The RSVP Race and Transimperialism Workshop Series presents:
Settler Colonialism and the Slave Trade:
Exploring Henry and Mary Bibb’s Voice of the Fugitive (1851-1853) and Mary Ann Shadd Cary’s The Provincial Freeman (1853-1857)
Dr. Fariha Shaikh (University of Birmingham)
Wednesday 17 November 2021, 6pm GMT / 12 pm CST
This third workshop in our series will focus on two mid-century Canadian periodicals: the first Black-owned periodical, Henry and Mary Bibb’s Voice of the Fugitive (1851-1853) and the first Black periodical to be owned by a woman, Mary Ann Shadd Cary’s The Provincial Freeman (1853-1857). Dr. Shaikh will situate these periodicals within the context of the periodical market place in mid-century Canada, and its status as a settler colony. She will attend to the periodicals’ contribution to the ‘Anglophone world’ (to use James Belich’s phrase): the ways in which they mediate questions of free and unfree labour and migration, and how they provide significant case studies for exploring the intersections between settler colonialism and slavery.
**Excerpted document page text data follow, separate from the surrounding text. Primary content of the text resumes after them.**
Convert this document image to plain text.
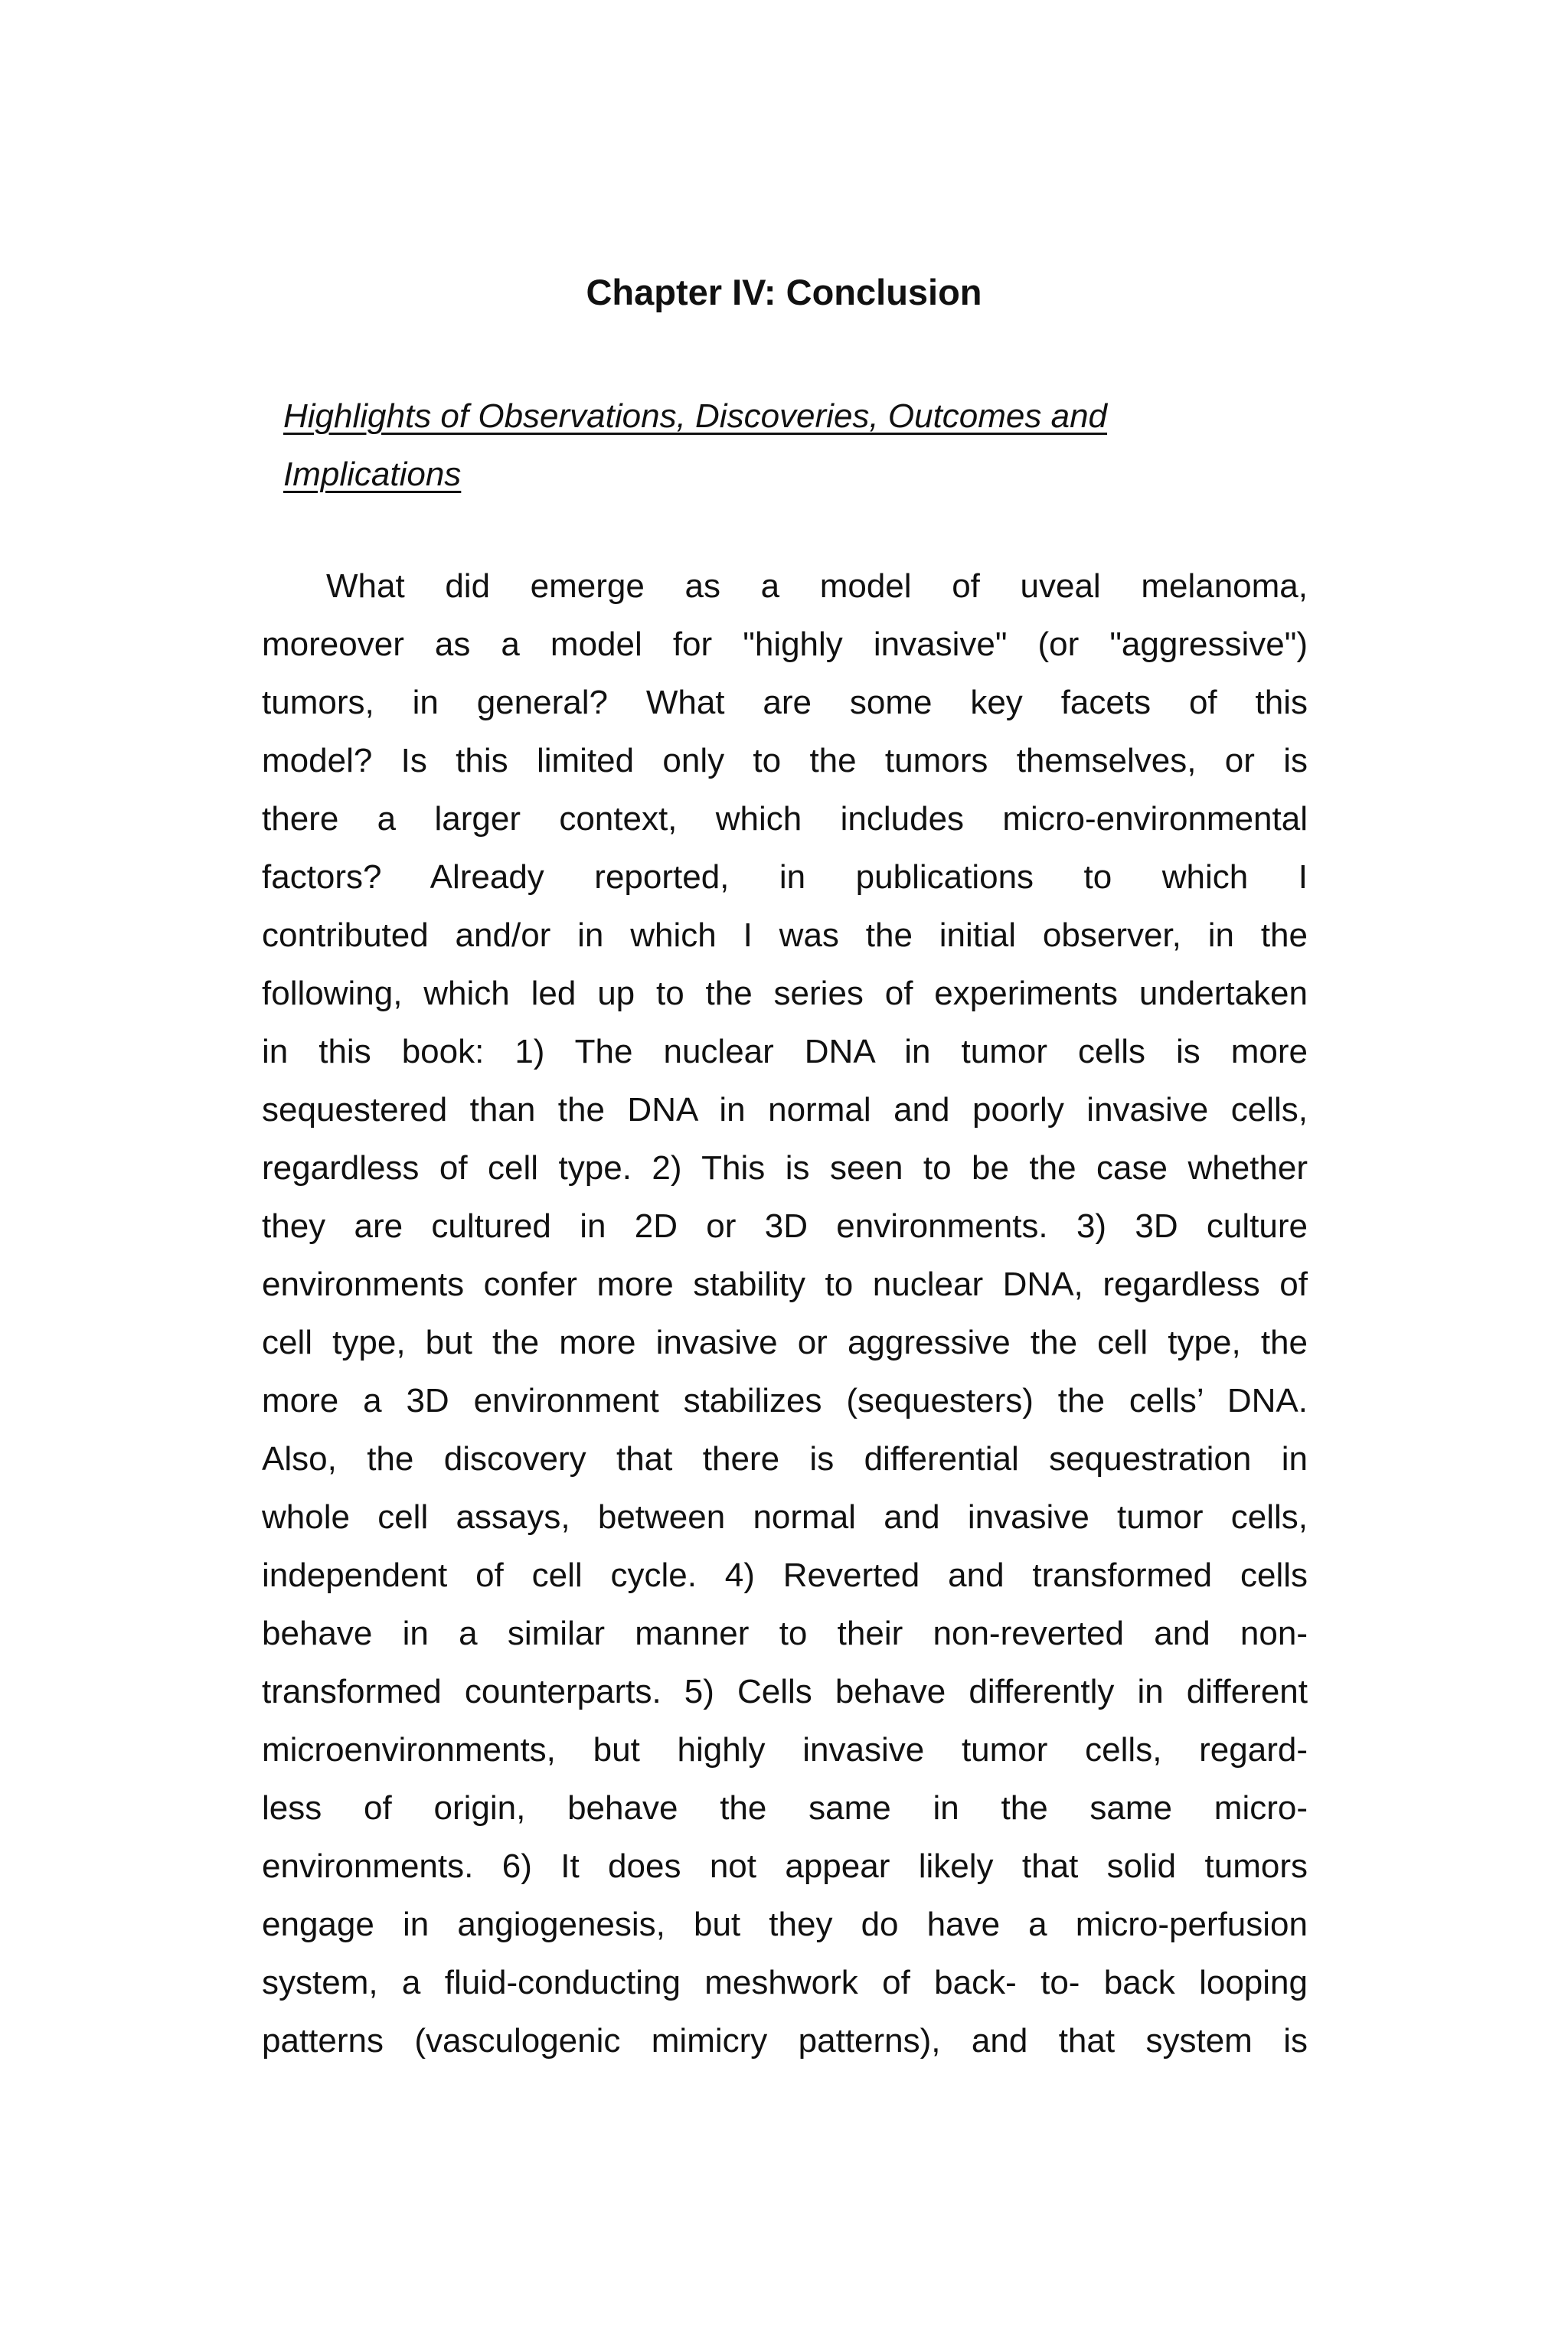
Chapter IV: Conclusion
Highlights of Observations, Discoveries, Outcomes and
Implications
What did emerge as a model of uveal melanoma,
moreover as a model for "highly invasive" (or "aggressive")
tumors, in general? What are some key facets of this
model? Is this limited only to the tumors themselves, or is
there a larger context, which includes micro-environmental
factors? Already reported, in publications to which I
contributed and/or in which I was the initial observer, in the
following, which led up to the series of experiments undertaken
in this book: 1) The nuclear DNA in tumor cells is more
sequestered than the DNA in normal and poorly invasive cells,
regardless of cell type. 2) This is seen to be the case whether
they are cultured in 2D or 3D environments. 3) 3D culture
environments confer more stability to nuclear DNA, regardless of
cell type, but the more invasive or aggressive the cell type, the
more a 3D environment stabilizes (sequesters) the cells’ DNA.
Also, the discovery that there is differential sequestration in
whole cell assays, between normal and invasive tumor cells,
independent of cell cycle. 4) Reverted and transformed cells
behave in a similar manner to their non-reverted and non-
transformed counterparts. 5) Cells behave differently in different
microenvironments, but highly invasive tumor cells, regard-
less of origin, behave the same in the same micro-
environments. 6) It does not appear likely that solid tumors
engage in angiogenesis, but they do have a micro-perfusion
system, a fluid-conducting meshwork of back- to- back looping
patterns (vasculogenic mimicry patterns), and that system is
The 50-minute workshop will include Q&A, with time for discussion and suggestions for further reading. The workshop is free. All are welcome. Please register here to receive the Zoom link for this free online workshop.
About Our Speaker
Dr. Fariha Shaikh is Senior Lecturer in Victorian Literature at the University of Birmingham. She is the author of Nineteenth-Century Settler Emigration in British Literature and Art (Edinburgh University Press, 2018). She has an interest in the relationship between periodicals and settler colonialism, and has articles and chapters related to this in English Studies in South Africa, Worlding the South (Manchester University Press, 2021) and forthcoming work in Interventions. She is a New Generation Thinker 2021.